Zu den Plänen des Kul­tus­mi­nis­te­riums, den Ver­tie­fungs­kurs in Klasse 10 (Ober­schule) zugunsten eines ver­bind­li­chen Geschichts­un­ter­richts zu strei­chen, erklärt die bil­dungs­po­li­ti­sche Spre­cherin der SPD-Frak­tion im Säch­si­schen Landtag Sabine Friedel:

„Das ist eine schlechte Lösung. In den Ver­tie­fungs­kursen findet die abschlie­ßende Berufs­ori­en­tie­rung an den Ober­schulen statt. Die Schü­le­rinnen und Schüler wählen hier zwi­schen Wirt­schaft, Technik, Gesundheit/​Soziales und Kunst und gewinnen Ein­blick in mög­liche Aus­bil­dungs­be­rufe. Viele Ober­schulen haben sta­bile Koope­ra­tionen mit Aus­bil­dungs­be­trieben geknüpft, so dass mit den Ver­tie­fungs­kursen oft sogar ein naht­loser Über­gang zwi­schen Schule und Berufs­aus­bil­dung vor­be­reitet wird.

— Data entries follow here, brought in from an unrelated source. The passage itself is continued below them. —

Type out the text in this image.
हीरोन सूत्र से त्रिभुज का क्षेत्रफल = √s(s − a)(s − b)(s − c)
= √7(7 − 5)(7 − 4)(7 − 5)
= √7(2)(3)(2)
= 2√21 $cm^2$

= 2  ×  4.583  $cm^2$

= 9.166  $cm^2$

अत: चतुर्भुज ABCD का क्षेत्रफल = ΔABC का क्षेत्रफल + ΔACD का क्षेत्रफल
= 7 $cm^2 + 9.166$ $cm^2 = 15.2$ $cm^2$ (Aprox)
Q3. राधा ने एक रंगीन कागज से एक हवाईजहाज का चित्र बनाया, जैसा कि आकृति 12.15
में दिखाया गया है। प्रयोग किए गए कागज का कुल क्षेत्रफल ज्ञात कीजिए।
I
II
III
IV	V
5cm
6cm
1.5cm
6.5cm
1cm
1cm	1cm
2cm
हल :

Es wäre besser und würde die poli­ti­sche Bil­dung wirk­lich stärken, wenn der Gemein­schafts­kun­de­un­ter­richt bereits ab Klas­sen­stufe 7 oder 8 auf­ge­nommen wird. Die zusätz­li­chen Stunden könnte man aus­glei­chen, indem man die Nei­gungs­kurse streicht. Für diese gibt es nun wirk­lich keine Lehr­pläne und oft gelingt es auch gar nicht, die Nei­gungen der Schü­le­rinnen und Schüler wirk­lich zu berück­sich­tigen. Die Ver­tie­fungs­kurse in Klasse 10 aber sind mit guten Lehr­plänen unter­setzt und ein ganz wich­tiges Instru­ment, um dem Fach­kräf­te­mangel von morgen schon heute zu begegnen.”